If destination weather means an extra 30-60 minutes of fuel, and you were already MTOW constrained (I.e. You were taking off at the max takeoff weight for the runway and conditions) then you can't leave fuel behind, so the only option is offload pax and bags.

Fuel planning is a little different for international operations versus Australian domestic ops. Domestically we don't carry an alternate unless it is required by the TAF. Internationally most carriers (I say most because I don't know about all jurisdictions) carry an alternate. When the weather is good they may well carry a "technical" alternate. For example a Brisbane arrival might carry Cooly, a Sydney arrival might carry Canberra, but if the weather is crappy and the weather system impacts all the airports in the area, then you may need to carry an alternate much further away, which means more fuel.

Also the planning books usually stipulate landing with 30 minutes fixed reserve and that's pretty much it.

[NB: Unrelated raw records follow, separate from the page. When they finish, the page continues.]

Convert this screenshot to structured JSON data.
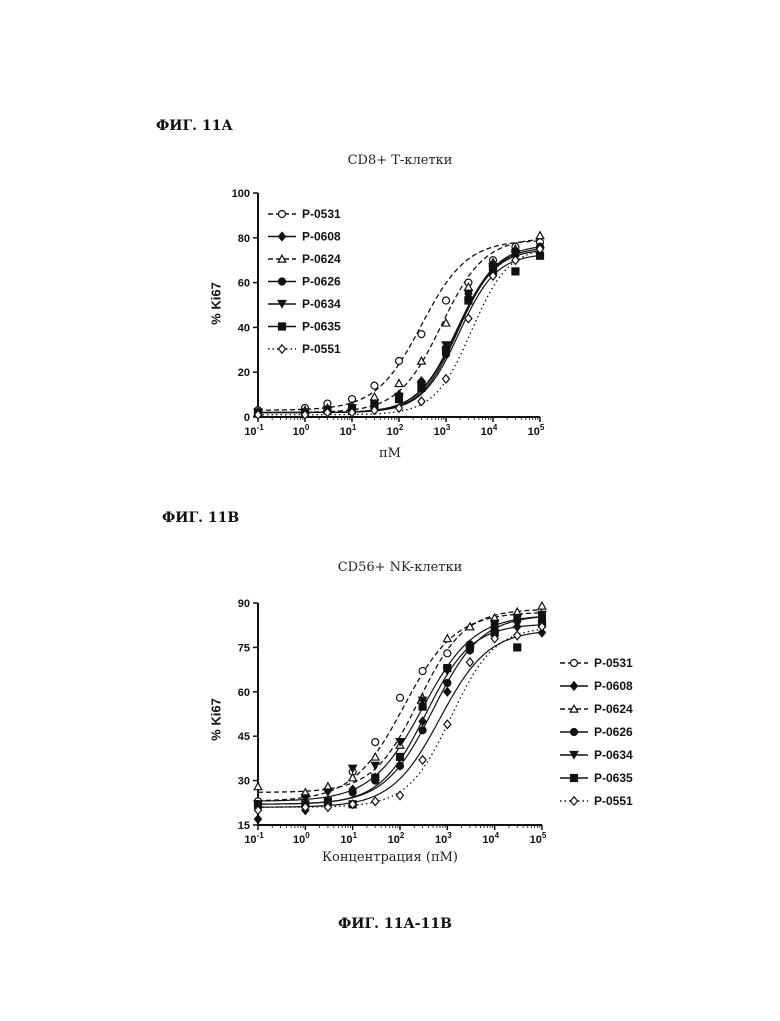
{
  "figure_a": {
    "label": "ФИГ. 11А"
  },
  "figure_b": {
    "label": "ФИГ. 11В"
  },
  "footer": {
    "label": "ФИГ. 11А-11В"
  },
  "chart_data": [
    {
      "type": "line",
      "title": "CD8+ Т-клетки",
      "xlabel": "пМ",
      "ylabel": "% Ki67",
      "xscale": "log",
      "xlim": [
        0.1,
        100000
      ],
      "ylim": [
        0,
        100
      ],
      "yticks": [
        "0",
        "20",
        "40",
        "60",
        "80",
        "100"
      ],
      "xticks": [
        [
          "10",
          "-1"
        ],
        [
          "10",
          "0"
        ],
        [
          "10",
          "1"
        ],
        [
          "10",
          "2"
        ],
        [
          "10",
          "3"
        ],
        [
          "10",
          "4"
        ],
        [
          "10",
          "5"
        ]
      ],
      "legend_position": "top-left",
      "x": [
        0.1,
        1,
        3,
        10,
        30,
        100,
        300,
        1000,
        3000,
        10000,
        30000,
        100000
      ],
      "series": [
        {
          "name": "P-0531",
          "marker": "circle-open",
          "line": "dashed",
          "values": [
            3,
            4,
            6,
            8,
            14,
            25,
            37,
            52,
            60,
            70,
            76,
            78
          ],
          "curve": {
            "bottom": 3,
            "top": 79,
            "ec50": 300,
            "hill": 0.9
          }
        },
        {
          "name": "P-0608",
          "marker": "diamond-filled",
          "line": "solid",
          "values": [
            2,
            2,
            3,
            4,
            7,
            10,
            16,
            30,
            55,
            67,
            72,
            75
          ],
          "curve": {
            "bottom": 2,
            "top": 76,
            "ec50": 1700,
            "hill": 1.05
          }
        },
        {
          "name": "P-0624",
          "marker": "triangle-open",
          "line": "dashed",
          "values": [
            2,
            3,
            4,
            5,
            9,
            15,
            25,
            42,
            58,
            69,
            75,
            81
          ],
          "curve": {
            "bottom": 2,
            "top": 80,
            "ec50": 800,
            "hill": 0.95
          }
        },
        {
          "name": "P-0626",
          "marker": "circle-filled",
          "line": "solid",
          "values": [
            2,
            2,
            3,
            4,
            6,
            9,
            15,
            28,
            53,
            68,
            74,
            76
          ],
          "curve": {
            "bottom": 2,
            "top": 77,
            "ec50": 1800,
            "hill": 1.05
          }
        },
        {
          "name": "P-0634",
          "marker": "triangle-down-filled",
          "line": "solid",
          "values": [
            2,
            2,
            3,
            4,
            6,
            9,
            14,
            32,
            55,
            67,
            73,
            74
          ],
          "curve": {
            "bottom": 2,
            "top": 75,
            "ec50": 1800,
            "hill": 1.1
          }
        },
        {
          "name": "P-0635",
          "marker": "square-filled",
          "line": "solid",
          "values": [
            2,
            2,
            3,
            3,
            5,
            8,
            13,
            30,
            52,
            65,
            65,
            72
          ],
          "curve": {
            "bottom": 2,
            "top": 73,
            "ec50": 1900,
            "hill": 1.1
          }
        },
        {
          "name": "P-0551",
          "marker": "diamond-open",
          "line": "dotted",
          "values": [
            1,
            1,
            2,
            2,
            3,
            4,
            7,
            17,
            44,
            63,
            70,
            75
          ],
          "curve": {
            "bottom": 1,
            "top": 76,
            "ec50": 3500,
            "hill": 1.1
          }
        }
      ]
    },
    {
      "type": "line",
      "title": "CD56+ NK-клетки",
      "xlabel": "Концентрация (пМ)",
      "ylabel": "% Ki67",
      "xscale": "log",
      "xlim": [
        0.1,
        100000
      ],
      "ylim": [
        15,
        90
      ],
      "yticks": [
        "15",
        "30",
        "45",
        "60",
        "75",
        "90"
      ],
      "xticks": [
        [
          "10",
          "-1"
        ],
        [
          "10",
          "0"
        ],
        [
          "10",
          "1"
        ],
        [
          "10",
          "2"
        ],
        [
          "10",
          "3"
        ],
        [
          "10",
          "4"
        ],
        [
          "10",
          "5"
        ]
      ],
      "legend_position": "right",
      "x": [
        0.1,
        1,
        3,
        10,
        30,
        100,
        300,
        1000,
        3000,
        10000,
        30000,
        100000
      ],
      "series": [
        {
          "name": "P-0531",
          "marker": "circle-open",
          "line": "dashed",
          "values": [
            23,
            25,
            27,
            33,
            43,
            58,
            67,
            73,
            76,
            83,
            85,
            86
          ],
          "curve": {
            "bottom": 23,
            "top": 87,
            "ec50": 120,
            "hill": 0.8
          }
        },
        {
          "name": "P-0608",
          "marker": "diamond-filled",
          "line": "solid",
          "values": [
            17,
            20,
            22,
            27,
            31,
            35,
            50,
            60,
            76,
            80,
            82,
            80
          ],
          "curve": {
            "bottom": 21,
            "top": 81,
            "ec50": 700,
            "hill": 0.85
          }
        },
        {
          "name": "P-0624",
          "marker": "triangle-open",
          "line": "dashed",
          "values": [
            28,
            26,
            28,
            31,
            38,
            42,
            58,
            78,
            82,
            85,
            87,
            89
          ],
          "curve": {
            "bottom": 26,
            "top": 88,
            "ec50": 250,
            "hill": 0.9
          }
        },
        {
          "name": "P-0626",
          "marker": "circle-filled",
          "line": "solid",
          "values": [
            21,
            22,
            23,
            26,
            30,
            35,
            47,
            63,
            74,
            82,
            84,
            85
          ],
          "curve": {
            "bottom": 22,
            "top": 86,
            "ec50": 500,
            "hill": 0.85
          }
        },
        {
          "name": "P-0634",
          "marker": "triangle-down-filled",
          "line": "solid",
          "values": [
            22,
            24,
            26,
            34,
            35,
            43,
            57,
            67,
            74,
            83,
            85,
            86
          ],
          "curve": {
            "bottom": 23,
            "top": 86,
            "ec50": 300,
            "hill": 0.8
          }
        },
        {
          "name": "P-0635",
          "marker": "square-filled",
          "line": "solid",
          "values": [
            22,
            22,
            23,
            22,
            31,
            38,
            55,
            68,
            75,
            80,
            75,
            83
          ],
          "curve": {
            "bottom": 22,
            "top": 83,
            "ec50": 350,
            "hill": 0.9
          }
        },
        {
          "name": "P-0551",
          "marker": "diamond-open",
          "line": "dotted",
          "values": [
            20,
            21,
            21,
            22,
            23,
            25,
            37,
            49,
            70,
            78,
            79,
            82
          ],
          "curve": {
            "bottom": 21,
            "top": 82,
            "ec50": 1200,
            "hill": 0.95
          }
        }
      ]
    }
  ]
}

As long as my **** pointed towards the ground I wouldn't plan to land with 30 minutes, so I always carry more. Our company planning policy is to arrive with 60 minutes, and that is reflected on the flight plan, so it is usually not an issue, though in some cases I decide to take more, but do so having considered all the relevant factors - I don't carry more for "mum and the kids".

The planning books are really only a document to use as a datum when comparing things, not as a real world document.

The other thing that the planning books don't consider is PDA's which is the percentage that the particular airframe performs under/over book. Some new airframes can perform a couple of percent better than book and older more battered airframes can perform up to 10% worse than book. This is often (but not always) accounted for in the flight plan with a PDA which tweaks the burn to suit the particular airframe. It requires a significant effort on the part of performance engineering to properly determine the pda for each airframe and isn't super accurate.

Last edited by John C; 11th January 2017 at 09:07 AM.